Fig. 1 Ca), (+)) is a perspective view of a regenerated needle with a slight wrinkle, and Fig. 2 (ω~(0) is a problem with the conventional regenerated needle?I-Explanation) Perspective view of the Ao needle for use, No. 6
The figure is a perspective view of an actual aaatt-bore of the regenerated needle of the present invention, and FIGS. 4 and 5 are the configurations of the ll1c wedge portions of different embodiments of the regenerated needle of the present invention. r: It is a 11411 side view of a vertical cross-section of a cutting needle for boring. Mu...Diamond, B, Bl, Ba...Kanasu's 4
No, 0, 01.02...Thin layer of metal nitride or carbide, Ba, Bat, Ob, Obt
~ Obs ・- Alloy layer, Patent applicant: Victor Company of Japan Co., Ltd. Procedural amendment (voluntary) December 7, 1980 Mr. Haruki Shimada, Commissioner of the Japan Patent Office, Change-detecting regeneration needle of capacitance value 3, Case of person who makes amendments Relationship with Patent Applicant 4, Agent 6, Subject of amendment Detailed explanation of the invention in the specification Column I
Contents of amendment: Specification O, page 8, line 18 “Vacue 4”

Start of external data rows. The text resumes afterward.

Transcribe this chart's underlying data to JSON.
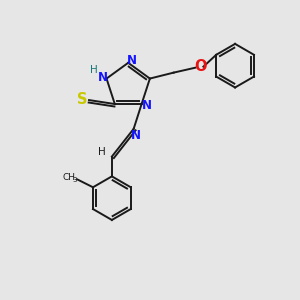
{
  "bg_color": "#e6e6e6",
  "bond_color": "#1a1a1a",
  "atom_colors": {
    "N": "#1414ff",
    "S": "#c8c800",
    "O": "#e81414",
    "H": "#147878",
    "C": "#1a1a1a"
  },
  "figsize": [
    3.0,
    3.0
  ],
  "dpi": 100,
  "lw": 1.4,
  "fs": 8.5
}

is corrected to "Benoya-".

Claims (1)

[Scope of Claims] 1. By slidingly contacting a recording trace on an information recording medium disk having a recording trace formed by an arrangement of bits corresponding to an information signal, and changing the capacitance value of the information signal in the recording trace. 11 It is a capacitance value change detection type regeneration needle equipped with an electrode part that can be taken out as a change in Qi according to the change in spirit, and the regeneration needle body is provided with a partial pressure of 4-layer hardness and abrasion resistant material. A thin layer of a metal that is alloyed with the Sakaki material of the /IaJ hardness control light material is formed on the electro-ground adhesion formation surface via an alloy layer. A capacitance value change detecting regeneration needle 2 with an electric insulating part formed by Sakaki, and four metal layers on an electrode layer forming surface provided on a part of the regeneration needle main body made of a high hardness and wear-resistant material. The metal electrified proboscis is a change-detecting type of capacitance (1) according to claim 1, in which several thin layers of carbide are sequentially provided one after the other to constitute the other part. High ii1 in recycled needle & recycled needle body! Claim 17111, item 1, in which diamond is used as the wear-resistant material
# Tolerance tg change detection type regeneration needle 4, the change detection type regeneration needle of Seiden answer jll value as set forth in claim 1, wherein the metal used for the electric power is titanium or ha7nium.